Die Verordnung  der österreichischen Finanzmarktaufsichtsbehörde (FMA) aus 2005 über die Angaben, die im Vereinfachten Prospekt eines Investmentfonds enthalten sein müssen, definiert die Portfolio Turnover Ratio als Indikator für die Transaktionskosten:

PTR = (Summe 1 - Summe 2)/M      (1.)

wobei bedeuten:
X = Käufe von Wertpapieren
Y = Verkäufe von Wertpapieren
Summe 1 = Summe der Transaktionen in Wertpapieren = X + Y
S = Zeichnungen von Fondsanteilen
T = Rücknahme von Fondsanteilen
Summe 2 = Summe der Transaktionen in Fondsanteilen = S + T
M = durchschnittliches Nettogesamtvermögen.

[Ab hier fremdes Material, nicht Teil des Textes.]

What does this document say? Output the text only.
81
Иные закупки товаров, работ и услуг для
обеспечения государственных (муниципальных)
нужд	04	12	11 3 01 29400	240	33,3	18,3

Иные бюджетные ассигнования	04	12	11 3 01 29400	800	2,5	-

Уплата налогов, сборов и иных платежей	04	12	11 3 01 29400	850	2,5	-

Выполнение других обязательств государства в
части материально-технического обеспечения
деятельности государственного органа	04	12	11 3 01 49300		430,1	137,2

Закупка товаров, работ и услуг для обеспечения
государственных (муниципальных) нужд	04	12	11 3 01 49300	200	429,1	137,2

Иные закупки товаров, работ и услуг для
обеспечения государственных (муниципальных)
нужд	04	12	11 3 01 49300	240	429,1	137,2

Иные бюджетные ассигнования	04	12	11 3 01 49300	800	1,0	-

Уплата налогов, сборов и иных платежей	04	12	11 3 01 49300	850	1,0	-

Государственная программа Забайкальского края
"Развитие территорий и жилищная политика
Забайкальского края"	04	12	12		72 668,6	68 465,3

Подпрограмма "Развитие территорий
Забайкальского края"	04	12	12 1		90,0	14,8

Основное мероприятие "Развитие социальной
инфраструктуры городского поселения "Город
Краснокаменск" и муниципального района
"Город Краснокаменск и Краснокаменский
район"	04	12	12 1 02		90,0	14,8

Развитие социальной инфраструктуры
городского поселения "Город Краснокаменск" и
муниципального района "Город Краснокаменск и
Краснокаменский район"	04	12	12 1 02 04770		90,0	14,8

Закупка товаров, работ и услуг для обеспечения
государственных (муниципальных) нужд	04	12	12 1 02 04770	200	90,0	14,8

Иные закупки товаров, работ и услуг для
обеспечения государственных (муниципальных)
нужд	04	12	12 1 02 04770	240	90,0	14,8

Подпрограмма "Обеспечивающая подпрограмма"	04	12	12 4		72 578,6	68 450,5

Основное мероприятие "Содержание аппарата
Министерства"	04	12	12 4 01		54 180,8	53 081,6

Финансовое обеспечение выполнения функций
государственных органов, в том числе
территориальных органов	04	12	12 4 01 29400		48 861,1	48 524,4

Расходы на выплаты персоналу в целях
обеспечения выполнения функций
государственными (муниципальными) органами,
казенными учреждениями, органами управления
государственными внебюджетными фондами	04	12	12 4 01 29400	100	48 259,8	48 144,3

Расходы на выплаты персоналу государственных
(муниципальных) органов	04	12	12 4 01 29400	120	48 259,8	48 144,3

Das durchschnittliche Nettogesamtvermögen ist das arithmetische Mittel der im Kalenderjahr bankarbeitstäglich ermittelten Nettofondsvermögen. Österreichische Investmentfonds sind an jedem Börsentag zu bewerten. Die Verordnung schreibt „tägliche Inventarwerte bei täglicher Berechnung“ für die Durchschnittsbildung vor.

Andere EU-Staaten drücken sich vor dieser Formel

Die FMA-Formel für die Portfolio Turnover Ratio wird in vielen Vereinfachten Fondsprospekten in aller Breite zitiert, selbst dann wenn für den aktuellen Fonds die PTR gar nicht berechnet wird oder berechnet werden kann. Die FMA Verordnung setzt eine EU-Richtlinie um. Doch scheint diese erste Formel (1.) nur in Österreich verwendet zu werden. Überzeugen Sie sich davon selbst mit einer Internet-Suchmaschine. Warum drücken sich die anderen Mitgliedsstaaten vor dieser Formel?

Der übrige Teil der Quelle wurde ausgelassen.